In diesem Beitrag zeigen wir, wie Schulen demokratische Prozesse nachhaltig verankern und junge Menschen in ihrer Selbstwirksamkeit stärken können – mit konkreten Ansätzen, Methoden und erprobten Praxisbeispielen.
Haltung zeigen
Alles beginnt bei der eigenen Haltung. Viele Lehrkräfte nehmen an, dass sie sich zu politischen Fragen neutral zu positionieren haben oder ihre politische Meinung nicht äußern dürfen. Unsicherheit im Hinblick auf die kontroversen Debatten führen dazu, dass eher auf soziales und individuelles Handeln fokussiert und damit die kollektive Ebene des gemeinsamen politischen Handelns ausgeblendet wird. Tatsache ist, dass es einen gewichtigen Unterschied zwischen parteipolitischer Indoktrination und politischer Bildung gibt: Eine demokratisch orientierte politische Bildung bedeutet, dass Lehrkräfte Haltung zeigen müssen und sich mit ihren Schüler:innen gemeinsam mit den kontroversen Debatten auseinandersetzen sollten, um die Resilienz von Kindern und Jugendlichen gegenüber den Einflüssen parteipolitischer Kampagnen zu stärken.
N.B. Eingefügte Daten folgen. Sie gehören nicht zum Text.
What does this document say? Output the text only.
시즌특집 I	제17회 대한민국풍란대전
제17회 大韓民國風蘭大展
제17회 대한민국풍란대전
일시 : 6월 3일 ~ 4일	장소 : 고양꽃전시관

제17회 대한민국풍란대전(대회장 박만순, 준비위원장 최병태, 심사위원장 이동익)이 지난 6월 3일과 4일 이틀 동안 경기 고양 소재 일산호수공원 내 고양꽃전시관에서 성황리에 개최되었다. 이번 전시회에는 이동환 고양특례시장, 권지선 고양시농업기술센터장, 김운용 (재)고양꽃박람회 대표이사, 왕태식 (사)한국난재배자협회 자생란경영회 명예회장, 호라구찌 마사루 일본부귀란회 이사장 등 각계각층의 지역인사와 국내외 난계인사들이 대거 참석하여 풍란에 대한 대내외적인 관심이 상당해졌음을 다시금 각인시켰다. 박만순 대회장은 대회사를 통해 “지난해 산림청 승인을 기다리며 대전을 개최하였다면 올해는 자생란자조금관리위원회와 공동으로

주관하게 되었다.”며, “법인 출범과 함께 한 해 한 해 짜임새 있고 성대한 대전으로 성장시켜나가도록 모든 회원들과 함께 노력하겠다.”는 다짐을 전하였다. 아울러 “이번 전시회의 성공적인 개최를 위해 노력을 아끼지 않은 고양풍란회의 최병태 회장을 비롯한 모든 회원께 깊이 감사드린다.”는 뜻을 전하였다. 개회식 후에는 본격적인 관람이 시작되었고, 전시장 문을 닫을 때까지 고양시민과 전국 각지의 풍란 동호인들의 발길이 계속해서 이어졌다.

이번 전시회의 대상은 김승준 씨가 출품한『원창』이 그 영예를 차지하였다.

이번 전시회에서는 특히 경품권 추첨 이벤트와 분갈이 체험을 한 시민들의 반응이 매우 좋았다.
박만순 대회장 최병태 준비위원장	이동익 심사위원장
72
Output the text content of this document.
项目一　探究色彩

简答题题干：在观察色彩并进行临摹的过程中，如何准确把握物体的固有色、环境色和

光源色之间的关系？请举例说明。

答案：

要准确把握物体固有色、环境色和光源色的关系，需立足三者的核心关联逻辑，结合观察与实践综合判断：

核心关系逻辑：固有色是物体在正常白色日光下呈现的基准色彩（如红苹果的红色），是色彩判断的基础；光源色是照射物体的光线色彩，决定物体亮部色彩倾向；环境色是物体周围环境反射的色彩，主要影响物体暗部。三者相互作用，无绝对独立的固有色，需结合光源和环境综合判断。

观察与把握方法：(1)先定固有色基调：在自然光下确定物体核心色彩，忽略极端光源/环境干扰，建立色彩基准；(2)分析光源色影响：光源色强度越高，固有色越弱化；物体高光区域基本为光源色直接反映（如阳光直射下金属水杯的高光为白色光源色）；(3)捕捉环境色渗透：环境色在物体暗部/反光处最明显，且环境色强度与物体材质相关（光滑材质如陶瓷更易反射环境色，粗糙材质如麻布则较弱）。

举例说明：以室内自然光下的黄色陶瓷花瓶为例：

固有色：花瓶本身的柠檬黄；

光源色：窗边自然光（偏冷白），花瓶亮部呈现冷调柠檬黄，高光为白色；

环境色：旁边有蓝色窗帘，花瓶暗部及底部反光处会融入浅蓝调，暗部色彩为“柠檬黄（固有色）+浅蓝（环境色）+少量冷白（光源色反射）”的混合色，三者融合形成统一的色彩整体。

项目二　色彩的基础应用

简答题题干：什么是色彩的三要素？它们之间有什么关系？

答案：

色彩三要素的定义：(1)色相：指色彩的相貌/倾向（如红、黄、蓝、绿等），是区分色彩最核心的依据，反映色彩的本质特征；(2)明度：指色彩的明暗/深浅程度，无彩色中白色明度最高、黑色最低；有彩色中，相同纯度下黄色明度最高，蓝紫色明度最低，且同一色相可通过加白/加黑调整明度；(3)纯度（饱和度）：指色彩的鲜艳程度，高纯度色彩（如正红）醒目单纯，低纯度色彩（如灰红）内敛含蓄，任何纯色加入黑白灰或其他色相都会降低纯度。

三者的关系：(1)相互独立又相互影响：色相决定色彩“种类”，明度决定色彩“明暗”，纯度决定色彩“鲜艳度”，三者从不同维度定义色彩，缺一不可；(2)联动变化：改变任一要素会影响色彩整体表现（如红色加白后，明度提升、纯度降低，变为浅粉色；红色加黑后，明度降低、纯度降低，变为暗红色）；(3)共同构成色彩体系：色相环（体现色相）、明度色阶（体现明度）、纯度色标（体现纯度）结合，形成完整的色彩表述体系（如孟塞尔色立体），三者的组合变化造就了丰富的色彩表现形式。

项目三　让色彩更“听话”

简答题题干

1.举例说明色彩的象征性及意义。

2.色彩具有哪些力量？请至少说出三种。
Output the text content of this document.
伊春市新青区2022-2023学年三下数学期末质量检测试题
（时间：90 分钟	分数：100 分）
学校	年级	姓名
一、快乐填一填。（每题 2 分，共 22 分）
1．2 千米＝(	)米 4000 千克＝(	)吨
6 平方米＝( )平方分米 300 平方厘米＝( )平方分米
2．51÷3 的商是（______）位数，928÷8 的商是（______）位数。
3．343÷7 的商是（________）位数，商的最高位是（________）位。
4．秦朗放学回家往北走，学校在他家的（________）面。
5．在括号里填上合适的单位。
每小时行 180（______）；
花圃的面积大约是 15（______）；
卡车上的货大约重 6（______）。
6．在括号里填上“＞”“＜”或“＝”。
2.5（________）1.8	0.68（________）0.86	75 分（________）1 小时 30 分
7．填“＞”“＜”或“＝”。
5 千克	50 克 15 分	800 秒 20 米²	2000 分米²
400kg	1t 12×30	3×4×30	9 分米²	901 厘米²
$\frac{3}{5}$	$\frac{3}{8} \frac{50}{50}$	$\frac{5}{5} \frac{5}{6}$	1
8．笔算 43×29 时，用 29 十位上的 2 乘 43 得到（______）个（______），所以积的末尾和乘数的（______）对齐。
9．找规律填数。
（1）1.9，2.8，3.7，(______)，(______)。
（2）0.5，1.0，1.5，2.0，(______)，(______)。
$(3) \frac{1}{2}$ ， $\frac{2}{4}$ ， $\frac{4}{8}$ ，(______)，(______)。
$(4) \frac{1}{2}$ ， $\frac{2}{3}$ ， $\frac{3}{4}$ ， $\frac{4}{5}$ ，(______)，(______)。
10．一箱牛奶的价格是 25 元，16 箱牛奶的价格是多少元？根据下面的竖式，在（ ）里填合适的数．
Der Beutelsbacher Konsens bietet Lehrkräften hierfür eine Orientierung. Er umfasst drei Grundsätze:
- Überwältigungsverbot: Lehrkräfte dürfen keine Meinungen aufzwingen oder Schüler:innen in ihrer Urteilsbildung beeinflussen. Politische Bildung soll zur eigenständigen Meinungsbildung befähigen und nicht indoktrinieren.
- Kontroversitätsgebot: Was in Wissenschaft und Politik umstritten ist, muss auch im Unterricht als kontrovers dargestellt werden. Unterschiedliche Perspektiven müssen sichtbar gemacht und diskutiert werden.
- Interessenlage der Lernenden: Schüler:innen sollen dazu befähigt werden, ihre eigene politische Situation zu analysieren, ihre Interessen zu erkennen und Wege zu finden, aktiv Einfluss auf politische Prozesse zu nehmen.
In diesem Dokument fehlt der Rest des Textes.